Capella Columnar Support
- Developer Preview
Connecting to Capella Columnar is very similar to connecting to any Couchbase cluster. This section explains how.
Capella Columnar clusters can be connected to using either Scala or PySpark. To get bootstrapped, users should view the Scala getting started or PySpark getting started guides.
Developer Preview mode ("Preview Mode"), provides early access to features which may become generally available ("GA") in future releases and enables you to play with these features to get a sense of how they work. Preview Mode features and their use are subject to Couchbase’s "Non-GA Offering Supplemental Terms", set forth in the License Agreement. Preview Mode features may not be functionally complete and are not intended for production use. They are intended for development and testing purposes only. |
Spark Configuration
The first step as usual is to create a SparkSession
, here connecting to your Capella Columnar cluster.
This works just like connecting to any other type of Couchbase cluster.
- Scala
-
Change the cluster configuration options to match your own.
val spark = SparkSession
.builder()
.appName("Couchbase Spark Connector Columnar Example") // your app name
.master("local[*]") // your local or remote Spark master node
.config("spark.couchbase.connectionString", "couchbases://your-columnar-endpoint.cloud.couchbase.com")
.config("spark.couchbase.username", "username")
.config("spark.couchbase.password", "password")
.getOrCreate()
- PySpark
-
Change the cluster configuration options to match your own, and provide the location of the Spark Connector library if needed (see the PySpark getting started guide for more details).
spark = (SparkSession.builder
.appName("Couchbase Spark Connector Columnar Example")
# Note whether you need the .master(...) and .config("spark.jars"...) lines depends on how you are using Spark.
# See our PySpark documentation for more details.
.master("local[*]")
.config("spark.jars", "/path/to/spark-connector-assembly-<version>.jar")
.config("spark.couchbase.connectionString", "couchbases://cb.your.columnar.connection.string.com")
.config("spark.couchbase.username", "YourColumnarUsername")
.config("spark.couchbase.password", "YourColumnarPassword")
.getOrCreate())
The following examples will use the travel-sample
example set of data, which can be loaded through the UI.
Reading a Dataframe
Let’s start by reading a Spark DataFrame from the airline
collection, which is in the inventory
scope of the travel-sample
database:
-
Scala
-
PySpark
val airlines = spark.read
.format("couchbase.columnar")
.option(ColumnarOptions.Database, "travel-sample")
.option(ColumnarOptions.Scope, "inventory")

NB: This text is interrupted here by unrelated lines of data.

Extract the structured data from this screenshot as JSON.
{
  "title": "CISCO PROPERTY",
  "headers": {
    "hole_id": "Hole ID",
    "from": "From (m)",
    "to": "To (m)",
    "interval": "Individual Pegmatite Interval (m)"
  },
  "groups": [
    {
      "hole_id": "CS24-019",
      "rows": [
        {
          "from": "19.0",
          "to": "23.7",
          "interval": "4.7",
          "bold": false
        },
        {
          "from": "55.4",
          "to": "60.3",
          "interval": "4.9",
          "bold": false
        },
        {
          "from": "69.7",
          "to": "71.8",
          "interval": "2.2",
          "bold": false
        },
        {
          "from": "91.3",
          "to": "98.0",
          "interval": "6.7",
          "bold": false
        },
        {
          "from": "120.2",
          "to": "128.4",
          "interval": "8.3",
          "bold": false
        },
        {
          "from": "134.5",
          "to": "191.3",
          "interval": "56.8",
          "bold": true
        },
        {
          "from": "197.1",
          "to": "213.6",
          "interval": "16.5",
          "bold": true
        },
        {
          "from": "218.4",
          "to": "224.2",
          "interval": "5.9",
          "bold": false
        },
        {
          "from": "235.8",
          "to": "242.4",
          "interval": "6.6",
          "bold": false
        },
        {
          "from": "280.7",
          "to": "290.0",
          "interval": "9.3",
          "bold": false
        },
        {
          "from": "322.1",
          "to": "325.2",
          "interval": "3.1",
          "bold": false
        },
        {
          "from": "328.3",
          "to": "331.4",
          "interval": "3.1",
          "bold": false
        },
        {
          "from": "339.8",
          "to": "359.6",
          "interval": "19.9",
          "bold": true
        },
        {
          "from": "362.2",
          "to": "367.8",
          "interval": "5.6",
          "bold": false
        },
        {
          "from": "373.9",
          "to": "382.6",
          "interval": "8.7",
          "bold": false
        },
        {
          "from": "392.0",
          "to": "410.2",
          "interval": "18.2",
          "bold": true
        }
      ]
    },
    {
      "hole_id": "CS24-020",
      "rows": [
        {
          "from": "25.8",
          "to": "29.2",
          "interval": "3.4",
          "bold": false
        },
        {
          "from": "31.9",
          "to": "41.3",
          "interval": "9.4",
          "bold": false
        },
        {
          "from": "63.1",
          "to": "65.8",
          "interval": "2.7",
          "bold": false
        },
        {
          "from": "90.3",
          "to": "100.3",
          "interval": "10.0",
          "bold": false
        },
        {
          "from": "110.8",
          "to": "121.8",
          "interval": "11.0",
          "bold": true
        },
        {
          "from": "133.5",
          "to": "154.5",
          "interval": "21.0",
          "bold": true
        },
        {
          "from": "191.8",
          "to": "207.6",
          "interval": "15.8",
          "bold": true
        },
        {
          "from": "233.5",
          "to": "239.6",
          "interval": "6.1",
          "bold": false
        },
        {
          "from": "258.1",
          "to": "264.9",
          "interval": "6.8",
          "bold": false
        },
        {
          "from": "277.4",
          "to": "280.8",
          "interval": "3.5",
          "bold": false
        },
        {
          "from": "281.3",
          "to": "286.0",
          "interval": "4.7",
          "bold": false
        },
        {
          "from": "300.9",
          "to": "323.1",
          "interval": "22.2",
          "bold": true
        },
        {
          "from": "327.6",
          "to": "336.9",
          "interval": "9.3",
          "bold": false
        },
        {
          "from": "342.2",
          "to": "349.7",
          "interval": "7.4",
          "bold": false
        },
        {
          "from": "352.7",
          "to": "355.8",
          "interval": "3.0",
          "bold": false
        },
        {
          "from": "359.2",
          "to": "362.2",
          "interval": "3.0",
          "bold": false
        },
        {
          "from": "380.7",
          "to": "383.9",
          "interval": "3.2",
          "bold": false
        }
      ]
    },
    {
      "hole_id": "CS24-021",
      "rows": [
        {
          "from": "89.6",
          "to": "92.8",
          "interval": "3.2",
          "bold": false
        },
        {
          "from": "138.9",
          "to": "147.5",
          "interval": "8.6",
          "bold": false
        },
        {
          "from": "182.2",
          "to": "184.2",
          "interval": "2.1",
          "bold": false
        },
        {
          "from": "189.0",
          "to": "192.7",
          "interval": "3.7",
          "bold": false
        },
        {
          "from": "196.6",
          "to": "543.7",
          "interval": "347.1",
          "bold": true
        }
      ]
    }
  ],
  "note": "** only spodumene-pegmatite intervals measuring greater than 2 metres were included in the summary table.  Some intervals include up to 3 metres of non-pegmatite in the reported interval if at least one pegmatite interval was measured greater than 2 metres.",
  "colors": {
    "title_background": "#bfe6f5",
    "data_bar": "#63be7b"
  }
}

.option(ColumnarOptions.Collection, "airline")
.load
airlines = (spark.read
.format("couchbase.columnar")
.option("database", "travel-sample")
.option("scope", "inventory")
.option("collection", "airline")
.load())
This is a normal Spark DataFrame that we can count, iterate and so on.
-
Scala
-
PySpark
println(airlines.count)
airlines.foreach(row => {
val id = row.getAs[String]("id")
val name = row.getAs[String]("name")
println(s"Row: id=${id} name=${name}")
})
airlines.show()
print(airlines.count())
collected = airlines.collect()
for airline in collected:
print(airline)
id = airline["id"]
name = airline["name"]
print(f"Airline: id={id} name={name}")
Reading a Dataset
(Supported in Scala only, as Apache Spark does not support Datasets via PySpark.)

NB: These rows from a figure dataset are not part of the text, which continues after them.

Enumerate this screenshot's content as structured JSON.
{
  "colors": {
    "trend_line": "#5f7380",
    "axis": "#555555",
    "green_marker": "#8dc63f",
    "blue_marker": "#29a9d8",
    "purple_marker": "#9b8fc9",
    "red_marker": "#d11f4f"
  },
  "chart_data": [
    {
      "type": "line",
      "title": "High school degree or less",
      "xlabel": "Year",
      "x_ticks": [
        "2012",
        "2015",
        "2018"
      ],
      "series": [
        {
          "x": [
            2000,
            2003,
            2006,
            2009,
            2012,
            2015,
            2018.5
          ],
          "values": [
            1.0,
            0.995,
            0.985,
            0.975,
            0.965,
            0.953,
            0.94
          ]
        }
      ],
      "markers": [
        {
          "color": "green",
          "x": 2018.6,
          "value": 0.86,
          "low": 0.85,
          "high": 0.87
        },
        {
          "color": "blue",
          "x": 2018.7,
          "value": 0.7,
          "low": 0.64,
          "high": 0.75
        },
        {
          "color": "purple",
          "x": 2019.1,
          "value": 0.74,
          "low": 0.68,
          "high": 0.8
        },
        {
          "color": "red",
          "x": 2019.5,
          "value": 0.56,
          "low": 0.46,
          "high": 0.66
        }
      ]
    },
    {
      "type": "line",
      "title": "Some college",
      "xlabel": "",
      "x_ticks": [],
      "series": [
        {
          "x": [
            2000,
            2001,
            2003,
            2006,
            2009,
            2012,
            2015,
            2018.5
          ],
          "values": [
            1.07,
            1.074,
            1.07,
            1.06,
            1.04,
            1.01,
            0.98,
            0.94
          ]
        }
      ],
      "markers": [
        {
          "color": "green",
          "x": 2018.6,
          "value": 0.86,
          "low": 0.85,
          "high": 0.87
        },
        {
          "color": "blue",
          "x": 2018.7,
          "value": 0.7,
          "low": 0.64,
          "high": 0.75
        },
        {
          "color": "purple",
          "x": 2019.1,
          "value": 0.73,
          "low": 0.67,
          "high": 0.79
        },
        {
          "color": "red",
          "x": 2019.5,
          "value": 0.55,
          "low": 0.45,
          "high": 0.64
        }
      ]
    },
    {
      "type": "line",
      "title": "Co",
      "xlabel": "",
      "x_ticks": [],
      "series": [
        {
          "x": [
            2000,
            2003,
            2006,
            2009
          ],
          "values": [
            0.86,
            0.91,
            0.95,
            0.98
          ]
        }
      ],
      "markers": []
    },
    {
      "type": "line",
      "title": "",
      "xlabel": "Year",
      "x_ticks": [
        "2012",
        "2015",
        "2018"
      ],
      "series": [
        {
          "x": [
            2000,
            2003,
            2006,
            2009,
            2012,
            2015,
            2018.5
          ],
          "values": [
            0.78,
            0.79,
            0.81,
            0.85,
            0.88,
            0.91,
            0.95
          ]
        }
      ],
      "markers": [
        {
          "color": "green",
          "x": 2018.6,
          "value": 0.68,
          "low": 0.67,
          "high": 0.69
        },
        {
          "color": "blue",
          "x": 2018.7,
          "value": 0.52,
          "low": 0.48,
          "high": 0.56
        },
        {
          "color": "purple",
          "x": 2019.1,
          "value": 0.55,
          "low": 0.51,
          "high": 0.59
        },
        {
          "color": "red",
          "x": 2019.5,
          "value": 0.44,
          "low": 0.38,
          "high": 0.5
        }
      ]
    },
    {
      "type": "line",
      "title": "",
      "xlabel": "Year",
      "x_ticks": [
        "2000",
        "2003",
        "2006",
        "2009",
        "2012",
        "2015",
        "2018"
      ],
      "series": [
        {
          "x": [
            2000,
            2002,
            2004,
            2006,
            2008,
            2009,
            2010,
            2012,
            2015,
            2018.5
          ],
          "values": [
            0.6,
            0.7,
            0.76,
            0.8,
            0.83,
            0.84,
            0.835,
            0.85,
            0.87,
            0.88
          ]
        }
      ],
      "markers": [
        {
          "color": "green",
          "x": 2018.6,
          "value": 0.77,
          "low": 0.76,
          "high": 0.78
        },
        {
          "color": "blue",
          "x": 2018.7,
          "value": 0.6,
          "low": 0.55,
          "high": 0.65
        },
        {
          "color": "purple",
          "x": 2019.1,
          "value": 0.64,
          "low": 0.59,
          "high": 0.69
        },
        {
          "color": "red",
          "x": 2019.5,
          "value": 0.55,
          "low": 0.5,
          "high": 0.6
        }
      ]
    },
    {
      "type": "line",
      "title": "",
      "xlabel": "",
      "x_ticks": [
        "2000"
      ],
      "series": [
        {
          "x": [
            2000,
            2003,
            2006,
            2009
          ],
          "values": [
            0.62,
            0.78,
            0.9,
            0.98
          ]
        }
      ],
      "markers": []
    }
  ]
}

It can be preferable to read into a Spark Dataset
rather than a DataFrame, as this lets us use Scala case classes directly.
To do this, we:
-
Create an
Airline
case class that matches our expected results. -
Import the
SparkSession
implicits allowing Spark to convert directly to ourAirline
class. -
Do
.as[Airline]
to turn our DataFrame into aDataset
.
case class Airline(id: String, name: String, country: String) // (1)
val sparkSession = spark
import sparkSession.implicits._ // (2)
val airlinesDataset = spark.read
.format("couchbase.columnar")
.option(ColumnarOptions.Database, "travel-sample")
.option(ColumnarOptions.Scope, "inventory")

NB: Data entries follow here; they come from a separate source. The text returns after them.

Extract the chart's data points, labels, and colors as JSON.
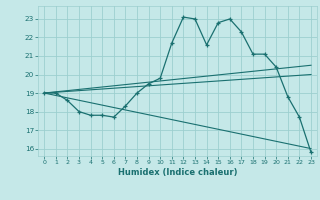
{
  "xlabel": "Humidex (Indice chaleur)",
  "xlim": [
    -0.5,
    23.5
  ],
  "ylim": [
    15.6,
    23.7
  ],
  "yticks": [
    16,
    17,
    18,
    19,
    20,
    21,
    22,
    23
  ],
  "xticks": [
    0,
    1,
    2,
    3,
    4,
    5,
    6,
    7,
    8,
    9,
    10,
    11,
    12,
    13,
    14,
    15,
    16,
    17,
    18,
    19,
    20,
    21,
    22,
    23
  ],
  "background_color": "#c5e8e8",
  "grid_color": "#9dcfcf",
  "line_color": "#1a7070",
  "line1_x": [
    0,
    1,
    2,
    3,
    4,
    5,
    6,
    7,
    8,
    9,
    10,
    11,
    12,
    13,
    14,
    15,
    16,
    17,
    18,
    19,
    20,
    21,
    22,
    23
  ],
  "line1_y": [
    19.0,
    19.0,
    18.6,
    18.0,
    17.8,
    17.8,
    17.7,
    18.3,
    19.0,
    19.5,
    19.8,
    21.7,
    23.1,
    23.0,
    21.6,
    22.8,
    23.0,
    22.3,
    21.1,
    21.1,
    20.4,
    18.8,
    17.7,
    15.8
  ],
  "line2_x": [
    0,
    23
  ],
  "line2_y": [
    19.0,
    20.5
  ],
  "line3_x": [
    0,
    23
  ],
  "line3_y": [
    19.0,
    20.0
  ],
  "line4_x": [
    0,
    23
  ],
  "line4_y": [
    19.0,
    16.0
  ]
}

.option(ColumnarOptions.Collection, "airline")
.load
.as[Airline] // (3)
Spark SQL
We can use Spark’s createOrReplaceTempView
to create a temporary view from a DataFrame, which we can then run Spark SQL on (which creates another DataFrame):
-
Scala
-
PySpark
airlines.createOrReplaceTempView("airlinesView")
val airlinesFromView = spark.sql("SELECT * FROM airlinesView")
airlines.createOrReplaceTempView("airlinesView")
airlinesFromView = spark.sql("SELECT * FROM airlinesView")
print(airlinesFromView.count())
Note this SQL is executed purely within Spark, and is not sent to the Capella Columnar cluster.